Saturday, April 2, 2011

Trisha's story pick, Week 13

Meeeermaids! That's what I have to say by way of introduction to this story. And I must mention that I've read two other stories this week that featured mermaids as well. Including a demon mermaid! Now that was cool. But there was just something darkly beautiful about Charlotte's story this week. And if it reminds you of a certain Disney classic, there's a good reason for it. I really want to read the Hans Christian Andersen now!

Anyway, without further ado...


Eulogy for the Water’s Daughter

King Triton stroked his beard, luxuriant and wispy, floating and teased by the ocean currents. His hair had always been a source of pride, a testament to the awesome virility of the sea king – but oh! foolish beard, dallying with the water – what could it tell of sorrow?

“Sorrow,” he repeated softly, and looked about the Great Hall to see if he’d been heard. It would not do for a son of Poseidon to succumb to the frailty of his age. And yet, on this day, he could summon none of his power. Today he mourned for Ariel, his sweet Ariel. The long life of a mermaid had stretched before her – and what had she done? She’d left him. Chosen death.

The sea witch appeared, and Triton started. He could never get used to the look of her – her ghastly human form, swimming like a frog. She had to kick her legs manically, mechanically, just to move about in the water. So why had she taken on that form? Was it that she knew he secretly longed to touch her peachy skin, smooth like a seal’s pelt?

“I come with gifts of comfort,” she said. “On this day of remembrance.”

He turned away. He couldn’t help it. It was her voice – the voice of his daughter. “I would dash out my own eyes if I thought it would remove you from my sight,” he muttered.

“Your eyes? But it is your hearing that defeats you,” she replied, swimming closer to him. “You would rip the tongue from my mouth if you thought you would get her back.”

“You tempt me, witch.” But he knew he would not do it. She was the moon to his underwater sun, as vital to his kingdom as his trident. And now she carried that voice! They’d called it the most intoxicating voice in the world. Yet his foolish Ariel had sold it, and with it, her life. “Why?” he muttered.

“Because you are getting old,” the witch crooned in his daughter’s voice, sitting in his lap. She tangled her fingers in his beard. “She sought a younger man. Is it very unbearable, Father?”

“Do not talk to me like that!” He swung a hand and knocked her away.

She did not fall, of course; but swam unconcerned before him.

“Leave me be.” Even to his own ears, he sounded defeated. His youngest daughter had thrown away her life on – what?

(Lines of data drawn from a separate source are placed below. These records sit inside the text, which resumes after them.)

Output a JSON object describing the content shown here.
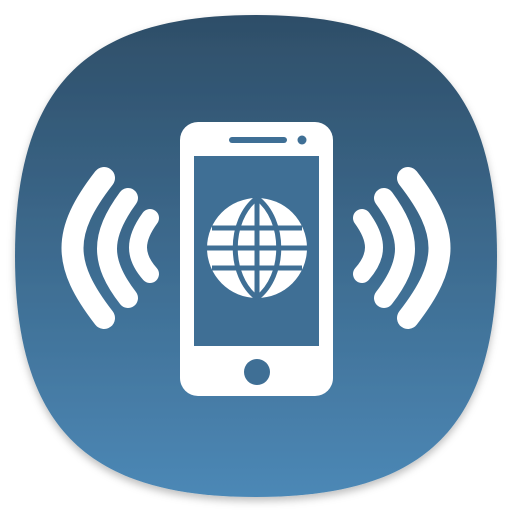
{
  "app_icon": {
    "name": "phone-signal-globe-icon",
    "colors": {
      "background_top": "#2E4E68",
      "background_bottom": "#4C88B6",
      "foreground": "#FFFFFF"
    }
  }
}
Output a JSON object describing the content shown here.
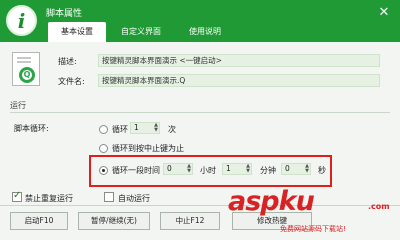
{
  "window": {
    "title": "脚本属性",
    "close_glyph": "✕",
    "app_icon_glyph": "i"
  },
  "tabs": [
    {
      "label": "基本设置",
      "active": true
    },
    {
      "label": "自定义界面",
      "active": false
    },
    {
      "label": "使用说明",
      "active": false
    }
  ],
  "script_info": {
    "file_icon_glyph": "Q",
    "description_label": "描述:",
    "description_value": "按键精灵脚本界面演示 <一键启动>",
    "filename_label": "文件名:",
    "filename_value": "按键精灵脚本界面演示.Q"
  },
  "run_section": {
    "title": "运行",
    "loop_label": "脚本循环:",
    "options": {
      "loop_count": {
        "label": "循环",
        "value": "1",
        "unit": "次",
        "checked": false
      },
      "until_stop": {
        "label": "循环到按中止键为止",
        "checked": false
      },
      "loop_duration": {
        "label": "循环一段时间",
        "hours_value": "0",
        "hours_unit": "小时",
        "minutes_value": "1",
        "minutes_unit": "分钟",
        "seconds_value": "0",
        "seconds_unit": "秒",
        "checked": true
      }
    },
    "disable_rerun": {
      "label": "禁止重复运行",
      "checked": true
    },
    "autorun": {
      "label": "自动运行",
      "checked": false
    }
  },
  "buttons": {
    "start": "启动F10",
    "pause": "暂停/继续(无)",
    "stop": "中止F12",
    "modify_hotkey": "修改热键"
  },
  "watermark": {
    "main": "aspku",
    "sub": ".com",
    "caption": "免费网站源码下载站!"
  },
  "colors": {
    "titlebar": "#1f9a35",
    "highlight_border": "#e01e1e",
    "watermark": "#d72323",
    "field_bg": "#e6f1e3"
  }
}
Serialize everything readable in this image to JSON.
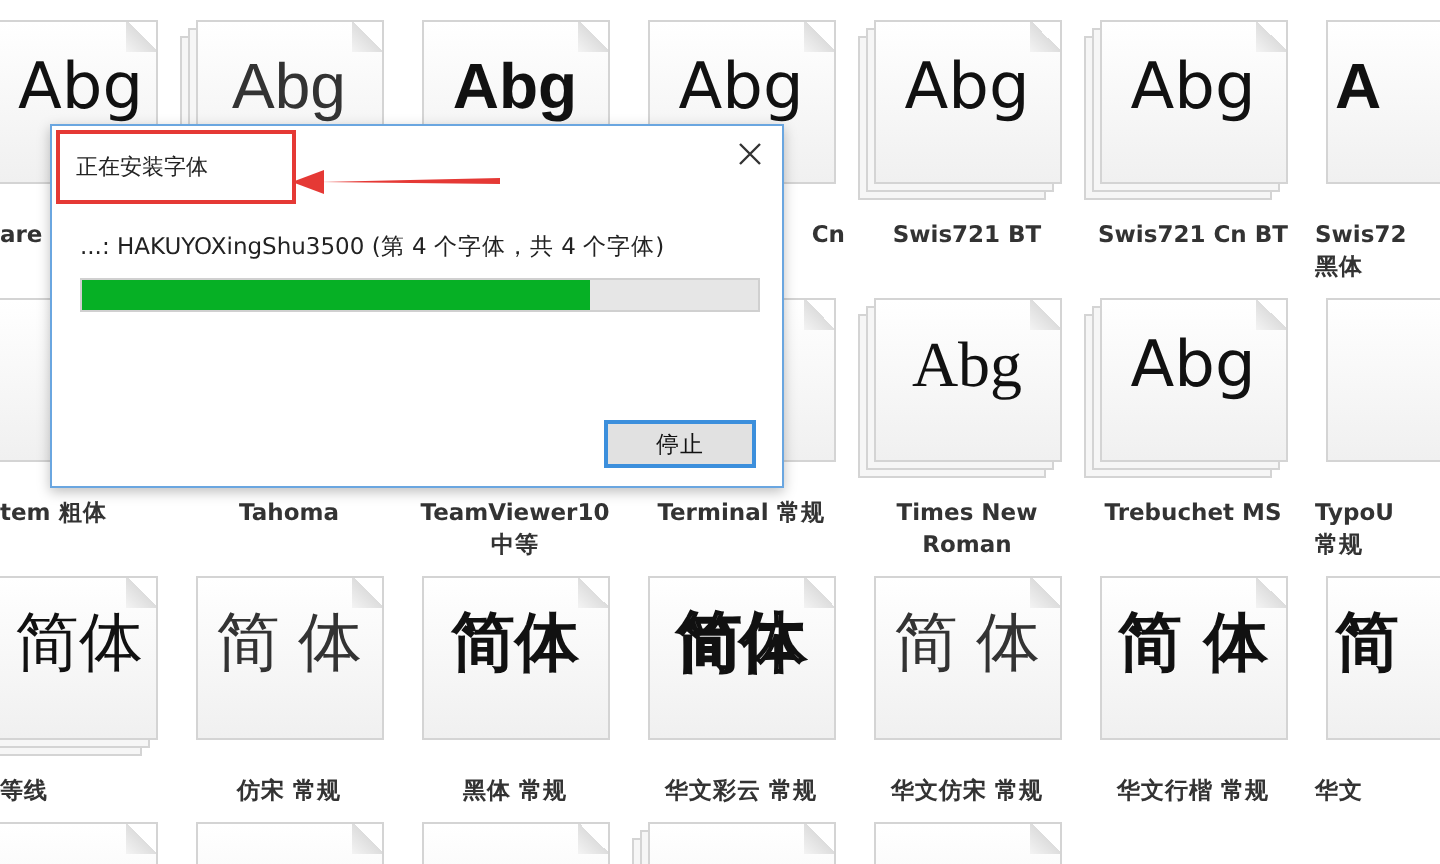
{
  "font_rows": [
    {
      "tiles": [
        {
          "preview": "Abg",
          "kind": "sans",
          "label": [
            "are"
          ]
        },
        {
          "preview": "Abg",
          "kind": "light",
          "stacked": true
        },
        {
          "preview": "Abg",
          "kind": "bold",
          "stacked": false
        },
        {
          "preview": "Abg",
          "kind": "tail",
          "stacked": false,
          "label": [
            "Cn"
          ]
        },
        {
          "preview": "Abg",
          "kind": "sans",
          "stacked": true,
          "label": [
            "Swis721 BT"
          ]
        },
        {
          "preview": "Abg",
          "kind": "sans",
          "stacked": true,
          "label": [
            "Swis721 Cn BT"
          ]
        },
        {
          "preview": "A",
          "kind": "bold",
          "stacked": false,
          "label": [
            "Swis72",
            "黑体"
          ]
        }
      ]
    },
    {
      "tiles": [
        {
          "label": [
            "tem 粗体"
          ]
        },
        {
          "label": [
            "Tahoma"
          ]
        },
        {
          "label": [
            "TeamViewer10",
            "中等"
          ]
        },
        {
          "label": [
            "Terminal 常规"
          ]
        },
        {
          "preview": "Abg",
          "kind": "serif",
          "stacked": true,
          "label": [
            "Times New",
            "Roman"
          ]
        },
        {
          "preview": "Abg",
          "kind": "sans",
          "stacked": true,
          "label": [
            "Trebuchet MS"
          ]
        },
        {
          "stacked": false,
          "label": [
            "TypoU",
            "常规"
          ]
        }
      ]
    },
    {
      "tiles": [
        {
          "preview": "简体",
          "kind": "sans",
          "stacked": true,
          "label": [
            "等线"
          ]
        },
        {
          "preview": "简 体",
          "kind": "light",
          "stacked": false,
          "label": [
            "仿宋 常规"
          ]
        },
        {
          "preview": "简体",
          "kind": "bold",
          "stacked": false,
          "label": [
            "黑体 常规"
          ]
        },
        {
          "preview": "简体",
          "kind": "outline",
          "stacked": false,
          "label": [
            "华文彩云 常规"
          ]
        },
        {
          "preview": "简 体",
          "kind": "light",
          "stacked": false,
          "label": [
            "华文仿宋 常规"
          ]
        },
        {
          "preview": "简 体",
          "kind": "brush",
          "stacked": false,
          "label": [
            "华文行楷 常规"
          ]
        },
        {
          "preview": "简",
          "kind": "bold",
          "stacked": false,
          "label": [
            "华文"
          ]
        }
      ]
    },
    {
      "cut_tile_at_left": true,
      "tiles": [
        {
          "stacked": false
        },
        {
          "stacked": false
        },
        {
          "stacked": true
        },
        {
          "stacked": false
        }
      ]
    }
  ],
  "dialog": {
    "title": "正在安装字体",
    "highlighted": true,
    "status": "...: HAKUYOXingShu3500 (第 4 个字体，共 4 个字体)",
    "progress": {
      "level": 0.75
    },
    "buttons": [
      "停止"
    ]
  }
}
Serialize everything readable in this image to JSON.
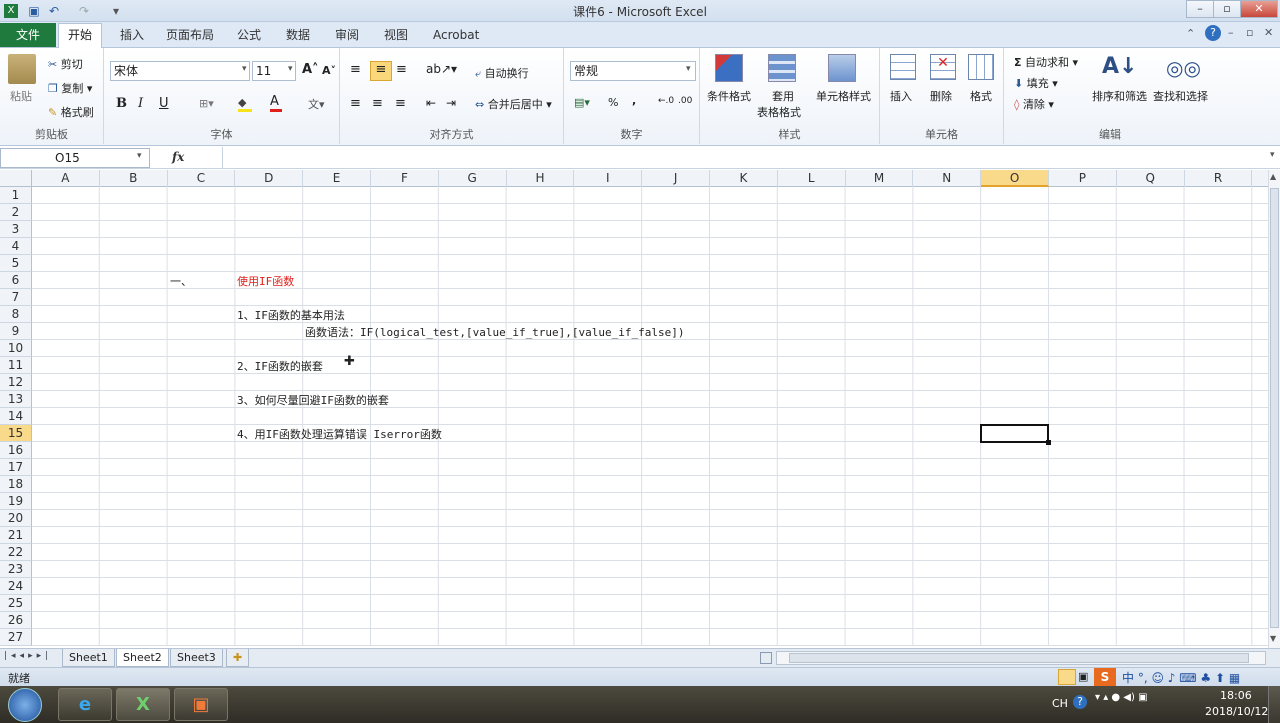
{
  "window": {
    "title": "课件6 - Microsoft Excel",
    "controls": [
      "–",
      "▫",
      "✕"
    ]
  },
  "quick_access": {
    "save_icon": "save-icon",
    "undo_icon": "undo-icon",
    "redo_icon": "redo-icon"
  },
  "ribbon_tabs": [
    {
      "label": "文件"
    },
    {
      "label": "开始"
    },
    {
      "label": "插入"
    },
    {
      "label": "页面布局"
    },
    {
      "label": "公式"
    },
    {
      "label": "数据"
    },
    {
      "label": "审阅"
    },
    {
      "label": "视图"
    },
    {
      "label": "Acrobat"
    }
  ],
  "clipboard": {
    "paste": "粘贴",
    "cut": "剪切",
    "copy": "复制",
    "format_painter": "格式刷",
    "group": "剪贴板"
  },
  "font": {
    "name": "宋体",
    "size": "11",
    "bold": "B",
    "italic": "I",
    "underline": "U",
    "group": "字体"
  },
  "alignment": {
    "wrap": "自动换行",
    "merge": "合并后居中",
    "group": "对齐方式"
  },
  "number": {
    "format": "常规",
    "percent": "%",
    "comma": ",",
    "group": "数字"
  },
  "styles": {
    "conditional": "条件格式",
    "table_a": "套用",
    "table_b": "表格格式",
    "cell_styles": "单元格样式",
    "group": "样式"
  },
  "cells": {
    "insert": "插入",
    "delete": "删除",
    "format": "格式",
    "group": "单元格"
  },
  "editing": {
    "autosum": "自动求和",
    "fill": "填充",
    "clear": "清除",
    "sort": "排序和筛选",
    "find": "查找和选择",
    "group": "编辑"
  },
  "formula_bar": {
    "name_box": "O15",
    "fx": "fx",
    "value": ""
  },
  "columns": [
    "A",
    "B",
    "C",
    "D",
    "E",
    "F",
    "G",
    "H",
    "I",
    "J",
    "K",
    "L",
    "M",
    "N",
    "O",
    "P",
    "Q",
    "R"
  ],
  "selected_column": "O",
  "rows": [
    "1",
    "2",
    "3",
    "4",
    "5",
    "6",
    "7",
    "8",
    "9",
    "10",
    "11",
    "12",
    "13",
    "14",
    "15",
    "16",
    "17",
    "18",
    "19",
    "20",
    "21",
    "22",
    "23",
    "24",
    "25",
    "26",
    "27"
  ],
  "selected_row": "15",
  "cells_content": {
    "c6": "一、",
    "d6": "使用IF函数",
    "d8": "1、IF函数的基本用法",
    "e9": "函数语法：IF(logical_test,[value_if_true],[value_if_false])",
    "d11": "2、IF函数的嵌套",
    "d13": "3、如何尽量回避IF函数的嵌套",
    "d15": "4、用IF函数处理运算错误  Iserror函数"
  },
  "accent_red": "#e0201b",
  "sheets": [
    {
      "label": "Sheet1"
    },
    {
      "label": "Sheet2"
    },
    {
      "label": "Sheet3"
    }
  ],
  "active_sheet": "Sheet2",
  "status": {
    "mode": "就绪"
  },
  "taskbar": {
    "lang": "CH",
    "time": "18:06",
    "date": "2018/10/12"
  }
}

A heartless man; a man who had trusted his judgement – wrong-headed, pitiful, human judgement, as it turned out; a man who’d fallen in love with the wrong princess. “Go on with you, witch. Your taunts are unnecessary – I lost her to that mortal prince, and nothing you can say can make it worse.”

“Oh, Triton.”

He flinched again as his Ariel’s voice floated so beautifully from this imposter’s mouth.

“Oh, Triton,” she giggled, kicking herself towards him and grasping at a lock of his hair. “You didn’t lose her because of the mortal prince. You lost her the day you let her rise to the surface.”

He grasped his own hair, tried to pull it from her grip, but succeeded only in dragging her closer to him. “All my daughters have gone to the surface,” he said. “And all but one has returned.”

“Your favourite,” the witch returned, winding his hair about her wrist. “The one you kept locked closest to your heart. The one who longed to escape.” She settled once more into his lap. “Come, Triton. Let us mourn together.”

“You will not comfort me,” he hissed. The touch of her human skin made his flesh recoil. “It is because of you that I will no more see my daughter.”

She inclined her head. “Yes, that is right. You gave her life, Triton, and I took it away. But let me ask you this: who has caused your suffering – you, for binding her with a suffocating love; or me, for releasing her from those bonds?”

He wanted to push her away, but his arms were weary. And the witch was right: he deserved to suffer this indignity. He had not been the father he should. Hadn’t he always known that Ariel longed to escape? The king remembered his fear as she’d swum away on her fifteenth birthday, so fresh and excited. The cold finger upon his heart as he’d waited for her to turn and wave, to remember him. The heaviness upon his shoulder, when she didn’t.

*

When he awoke, it was late. A page stood before his throne, nervously. “Your majesty,” the man said. “The guests have arrived to honour the princess.”

And they had. While he had slept they had filled the Great Hall, and now watched him silently – row upon row of expectant faces. The sea witch sat near the front, in the place of honour. It was wrong, he thought; wrong to honour her. But he hadn’t the strength to protest.

The King of the Seas took up his trident. “You who have something to say: speak.”

And they did. One by one, his daughters, wives, and friends. They spoke of Ariel; her youth, her kindness, her goodness.

They talked until Triton could feel the words buzzing about in his head, until he could feel himself being crushed by their weight. Until he could stand it no longer.
He rose to his feet. “She was not good,” he cried. “She was notdutiful.”

The hall fell silent. He could see his daughters, their faces upturned towards him. He could see his wives, their faces turned away. “She was my daughter,” he thundered, banging his triton down sharply on the smooth floor. A crack appeared in the mother-of-pearl floor, and zigzagged across the hall. “She had one duty – and she failed.” His voice grew huge, booming about the hall.

“I will not mourn her death! I will not wail for her departure,” he shouted, letting the water about him shimmer with the power of his voice. His daughters put their hands over their ears; his wives screwed up their faces in horror.

“I am Triton,” he shouted towards the cavernous ceiling, as the first cracks appeared in the wall. He had become shrill, tearful, an old man barking at the moon. “You will obey me, my daughter!”

Triton lifted his arms above his head. His long hair coiled, and sizzled through the water. “Ariel,” he shouted, his voice becoming so loud that his subjects began to swim, frantically, out of the Great Hall, trying to hide themselves from his dreadful power. “Ariel – you will return to me.” And two bolts of not-lightning cracked from his fingertips, shattering the roof of the Great Hall, shoving the water before it into two huge waves, which crashed and rolled away from its master. The huge waves raced to the land above the seas, where it would drown the mortal prince in his bed; drown his new wife, and all of the kingdom.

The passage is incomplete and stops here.